Applying those capabilities to real-world scenarios creates an interesting cross section of benefits and capabilities across a variety of industries:

  • Industrial sector: Sensors placed in transportation vehicles, industrial equipment, and farm machinery can send relevant data to a streaming application. That application monitors performance, detects any potential defects, and places a spare part order automatically, preventing equipment downtime.
  • Financial services: A financial institution tracks changes in the stock market in real time, computes value-at-risk, and automatically rebalances portfolios based on stock price movements.
  • Real estate: A real-estate website tracks a subset of data from consumers’ mobile devices and makes real-time recommendations of properties to visit based on their geo-location.
  • Utilities: A solar power company has to maintain power throughput for its customers, or pay penalties. A streaming data application can monitor all panels in the field, and schedule service in real time, thereby minimizing the periods of low throughput from each panel and the associated penalty payouts.

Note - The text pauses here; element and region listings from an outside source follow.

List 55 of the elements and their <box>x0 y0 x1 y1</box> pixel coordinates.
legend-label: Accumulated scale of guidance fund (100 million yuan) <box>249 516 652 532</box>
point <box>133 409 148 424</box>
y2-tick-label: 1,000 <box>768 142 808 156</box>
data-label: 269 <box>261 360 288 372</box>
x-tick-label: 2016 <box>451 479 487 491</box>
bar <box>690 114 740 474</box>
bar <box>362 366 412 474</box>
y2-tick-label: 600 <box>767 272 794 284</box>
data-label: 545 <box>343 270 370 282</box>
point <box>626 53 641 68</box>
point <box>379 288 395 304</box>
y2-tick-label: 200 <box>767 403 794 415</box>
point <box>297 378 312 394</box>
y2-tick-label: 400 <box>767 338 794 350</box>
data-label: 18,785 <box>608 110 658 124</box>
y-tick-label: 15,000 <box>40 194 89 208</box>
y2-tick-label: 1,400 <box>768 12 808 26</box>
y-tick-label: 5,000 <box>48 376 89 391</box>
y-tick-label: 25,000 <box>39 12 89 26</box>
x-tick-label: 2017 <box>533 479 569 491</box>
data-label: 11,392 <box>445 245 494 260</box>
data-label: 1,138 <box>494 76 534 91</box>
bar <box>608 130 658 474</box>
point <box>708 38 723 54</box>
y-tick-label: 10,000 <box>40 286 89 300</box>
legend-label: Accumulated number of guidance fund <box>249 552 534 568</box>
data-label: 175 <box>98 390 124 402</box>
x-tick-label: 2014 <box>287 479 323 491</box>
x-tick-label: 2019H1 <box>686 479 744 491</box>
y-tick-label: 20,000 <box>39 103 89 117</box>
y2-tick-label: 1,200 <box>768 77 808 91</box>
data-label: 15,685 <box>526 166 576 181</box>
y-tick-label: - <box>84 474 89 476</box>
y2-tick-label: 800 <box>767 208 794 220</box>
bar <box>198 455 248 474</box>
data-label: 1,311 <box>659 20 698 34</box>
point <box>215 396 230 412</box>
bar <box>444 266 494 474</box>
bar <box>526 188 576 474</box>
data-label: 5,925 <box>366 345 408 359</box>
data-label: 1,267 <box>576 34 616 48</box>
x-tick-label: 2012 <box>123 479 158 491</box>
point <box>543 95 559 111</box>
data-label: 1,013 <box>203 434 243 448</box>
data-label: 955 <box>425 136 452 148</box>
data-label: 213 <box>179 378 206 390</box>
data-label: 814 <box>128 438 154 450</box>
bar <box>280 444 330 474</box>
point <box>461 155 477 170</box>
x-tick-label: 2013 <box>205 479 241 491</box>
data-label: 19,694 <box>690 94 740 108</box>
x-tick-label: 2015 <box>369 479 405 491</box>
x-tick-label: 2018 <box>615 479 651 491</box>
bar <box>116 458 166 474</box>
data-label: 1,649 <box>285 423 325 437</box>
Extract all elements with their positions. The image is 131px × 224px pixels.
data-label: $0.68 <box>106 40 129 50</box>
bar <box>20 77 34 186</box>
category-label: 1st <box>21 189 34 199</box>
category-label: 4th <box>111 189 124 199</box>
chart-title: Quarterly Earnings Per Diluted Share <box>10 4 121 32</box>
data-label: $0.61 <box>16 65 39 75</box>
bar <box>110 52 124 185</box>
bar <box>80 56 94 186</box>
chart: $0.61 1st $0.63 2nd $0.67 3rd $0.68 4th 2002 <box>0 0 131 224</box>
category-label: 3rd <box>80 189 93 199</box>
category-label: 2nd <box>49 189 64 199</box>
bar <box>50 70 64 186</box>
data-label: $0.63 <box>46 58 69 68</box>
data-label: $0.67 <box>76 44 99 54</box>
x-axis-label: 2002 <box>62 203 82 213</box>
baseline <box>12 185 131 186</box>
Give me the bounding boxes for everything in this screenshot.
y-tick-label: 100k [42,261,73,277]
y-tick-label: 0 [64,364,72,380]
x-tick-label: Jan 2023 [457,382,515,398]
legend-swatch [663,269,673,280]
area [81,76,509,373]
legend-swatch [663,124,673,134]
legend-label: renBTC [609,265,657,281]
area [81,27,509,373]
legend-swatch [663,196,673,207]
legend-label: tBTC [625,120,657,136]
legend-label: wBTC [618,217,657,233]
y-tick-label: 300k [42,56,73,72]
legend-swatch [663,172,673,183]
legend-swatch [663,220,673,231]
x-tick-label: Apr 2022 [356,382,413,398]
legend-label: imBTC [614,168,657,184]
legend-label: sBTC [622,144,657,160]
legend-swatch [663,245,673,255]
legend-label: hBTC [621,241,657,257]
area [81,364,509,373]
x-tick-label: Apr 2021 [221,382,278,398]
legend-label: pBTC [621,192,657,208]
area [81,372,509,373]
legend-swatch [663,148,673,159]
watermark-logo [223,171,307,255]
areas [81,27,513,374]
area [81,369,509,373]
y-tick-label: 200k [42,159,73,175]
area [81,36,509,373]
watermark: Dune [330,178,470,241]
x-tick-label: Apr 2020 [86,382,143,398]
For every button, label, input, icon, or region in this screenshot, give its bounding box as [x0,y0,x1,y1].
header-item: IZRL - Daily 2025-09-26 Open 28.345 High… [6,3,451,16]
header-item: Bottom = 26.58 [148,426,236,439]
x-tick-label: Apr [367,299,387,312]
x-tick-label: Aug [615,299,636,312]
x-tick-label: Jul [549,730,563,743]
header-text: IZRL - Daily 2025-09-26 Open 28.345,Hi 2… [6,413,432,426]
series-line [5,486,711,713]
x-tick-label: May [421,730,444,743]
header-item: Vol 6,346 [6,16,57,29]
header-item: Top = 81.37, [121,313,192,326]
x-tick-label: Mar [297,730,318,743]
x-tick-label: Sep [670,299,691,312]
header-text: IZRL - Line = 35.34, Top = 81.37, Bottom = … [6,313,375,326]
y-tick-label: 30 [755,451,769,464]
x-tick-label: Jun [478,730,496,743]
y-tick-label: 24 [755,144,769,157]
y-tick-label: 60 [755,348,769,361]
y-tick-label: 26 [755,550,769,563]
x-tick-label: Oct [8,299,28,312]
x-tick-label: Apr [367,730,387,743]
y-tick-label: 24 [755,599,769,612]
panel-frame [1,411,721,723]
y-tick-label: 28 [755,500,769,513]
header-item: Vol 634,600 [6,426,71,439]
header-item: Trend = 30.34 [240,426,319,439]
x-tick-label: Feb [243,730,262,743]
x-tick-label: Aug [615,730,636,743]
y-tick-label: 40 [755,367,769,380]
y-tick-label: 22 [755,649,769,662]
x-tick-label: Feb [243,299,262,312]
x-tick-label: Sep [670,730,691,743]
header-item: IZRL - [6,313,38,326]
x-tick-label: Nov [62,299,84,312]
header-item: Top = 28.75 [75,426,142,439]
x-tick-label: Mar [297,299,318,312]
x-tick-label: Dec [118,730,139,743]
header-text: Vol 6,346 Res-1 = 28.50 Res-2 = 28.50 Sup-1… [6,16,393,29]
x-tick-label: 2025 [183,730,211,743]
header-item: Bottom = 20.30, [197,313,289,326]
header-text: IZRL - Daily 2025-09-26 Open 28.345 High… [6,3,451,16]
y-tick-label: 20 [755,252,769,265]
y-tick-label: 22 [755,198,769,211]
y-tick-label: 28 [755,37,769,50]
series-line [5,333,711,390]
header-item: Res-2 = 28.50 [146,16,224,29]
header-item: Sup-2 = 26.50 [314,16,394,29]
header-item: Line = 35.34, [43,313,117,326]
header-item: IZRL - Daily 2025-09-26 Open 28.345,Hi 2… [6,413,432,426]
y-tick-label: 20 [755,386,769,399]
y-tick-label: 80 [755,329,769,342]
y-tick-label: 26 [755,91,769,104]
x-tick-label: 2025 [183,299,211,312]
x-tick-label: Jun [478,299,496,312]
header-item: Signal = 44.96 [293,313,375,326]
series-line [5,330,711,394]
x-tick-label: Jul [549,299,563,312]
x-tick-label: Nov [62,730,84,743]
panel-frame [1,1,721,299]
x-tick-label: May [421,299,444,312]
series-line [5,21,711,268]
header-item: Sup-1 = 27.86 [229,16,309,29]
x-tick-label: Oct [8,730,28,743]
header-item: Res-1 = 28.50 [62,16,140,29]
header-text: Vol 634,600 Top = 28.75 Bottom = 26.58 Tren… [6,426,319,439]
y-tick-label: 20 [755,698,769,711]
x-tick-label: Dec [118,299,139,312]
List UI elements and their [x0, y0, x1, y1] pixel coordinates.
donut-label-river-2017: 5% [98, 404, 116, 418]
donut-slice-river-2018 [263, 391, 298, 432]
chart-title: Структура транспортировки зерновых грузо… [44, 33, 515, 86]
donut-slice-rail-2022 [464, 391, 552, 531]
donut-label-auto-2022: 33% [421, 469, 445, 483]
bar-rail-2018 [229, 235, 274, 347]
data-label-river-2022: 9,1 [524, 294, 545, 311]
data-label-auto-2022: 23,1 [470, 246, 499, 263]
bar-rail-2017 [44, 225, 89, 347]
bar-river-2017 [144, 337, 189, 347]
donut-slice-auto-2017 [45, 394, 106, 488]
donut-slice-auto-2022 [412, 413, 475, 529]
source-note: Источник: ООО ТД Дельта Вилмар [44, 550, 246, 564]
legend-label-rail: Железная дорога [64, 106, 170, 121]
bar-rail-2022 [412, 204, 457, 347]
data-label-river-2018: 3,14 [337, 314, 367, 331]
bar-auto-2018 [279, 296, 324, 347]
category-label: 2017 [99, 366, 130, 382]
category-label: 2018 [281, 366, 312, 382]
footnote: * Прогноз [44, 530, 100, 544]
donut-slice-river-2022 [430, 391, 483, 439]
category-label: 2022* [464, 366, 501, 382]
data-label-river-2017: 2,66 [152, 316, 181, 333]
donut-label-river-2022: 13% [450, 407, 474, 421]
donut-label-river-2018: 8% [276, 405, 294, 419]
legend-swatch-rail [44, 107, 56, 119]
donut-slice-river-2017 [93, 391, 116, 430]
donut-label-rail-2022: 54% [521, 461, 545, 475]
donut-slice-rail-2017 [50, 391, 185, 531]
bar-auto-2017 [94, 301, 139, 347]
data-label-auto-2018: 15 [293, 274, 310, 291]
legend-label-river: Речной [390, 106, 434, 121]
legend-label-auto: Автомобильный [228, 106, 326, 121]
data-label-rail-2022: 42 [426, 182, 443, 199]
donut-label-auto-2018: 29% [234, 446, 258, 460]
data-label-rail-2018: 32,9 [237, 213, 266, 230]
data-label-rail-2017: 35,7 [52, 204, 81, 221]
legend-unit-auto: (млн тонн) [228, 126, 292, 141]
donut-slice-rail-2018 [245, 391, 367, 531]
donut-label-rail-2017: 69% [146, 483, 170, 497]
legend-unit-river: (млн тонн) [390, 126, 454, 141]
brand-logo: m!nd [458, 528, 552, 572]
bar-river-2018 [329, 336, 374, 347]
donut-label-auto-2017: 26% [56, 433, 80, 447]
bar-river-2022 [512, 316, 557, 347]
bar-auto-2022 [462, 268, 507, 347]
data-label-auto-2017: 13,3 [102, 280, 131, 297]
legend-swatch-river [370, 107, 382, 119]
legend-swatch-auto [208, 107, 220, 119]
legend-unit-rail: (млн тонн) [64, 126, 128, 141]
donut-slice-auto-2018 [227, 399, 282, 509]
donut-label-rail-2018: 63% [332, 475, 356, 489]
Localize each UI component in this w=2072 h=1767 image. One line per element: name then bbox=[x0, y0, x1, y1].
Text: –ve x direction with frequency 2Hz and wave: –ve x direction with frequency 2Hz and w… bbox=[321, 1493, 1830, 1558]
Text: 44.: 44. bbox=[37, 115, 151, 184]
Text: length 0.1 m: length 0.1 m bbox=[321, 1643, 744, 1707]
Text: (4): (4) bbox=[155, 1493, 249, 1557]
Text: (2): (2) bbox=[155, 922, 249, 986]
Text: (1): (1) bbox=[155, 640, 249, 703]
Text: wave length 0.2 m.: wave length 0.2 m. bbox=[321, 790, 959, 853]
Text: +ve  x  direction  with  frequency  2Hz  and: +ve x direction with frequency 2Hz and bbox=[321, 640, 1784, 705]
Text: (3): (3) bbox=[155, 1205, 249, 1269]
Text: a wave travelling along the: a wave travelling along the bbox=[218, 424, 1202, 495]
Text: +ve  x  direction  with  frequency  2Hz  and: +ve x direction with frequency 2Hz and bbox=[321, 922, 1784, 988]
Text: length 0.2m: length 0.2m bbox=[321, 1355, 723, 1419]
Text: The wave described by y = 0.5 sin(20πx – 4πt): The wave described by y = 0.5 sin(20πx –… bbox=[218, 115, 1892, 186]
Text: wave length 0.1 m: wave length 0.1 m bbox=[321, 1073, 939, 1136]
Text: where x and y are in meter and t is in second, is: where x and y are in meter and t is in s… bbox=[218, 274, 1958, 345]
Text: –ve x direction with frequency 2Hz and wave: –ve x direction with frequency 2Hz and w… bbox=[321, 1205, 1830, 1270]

  • Media: A media publisher streams billions of clickstream records from its online properties, aggregates and enriches the data with demographic information about users, and optimizes content placement on its site, delivering relevancy and better experience to its audience.
  • Entertainment: An online gaming company can collect streaming data about player-game interactions, and then feed the data into its gaming platform. It then analyzes the data in real time, and offers incentives and dynamic experiences to engage its players.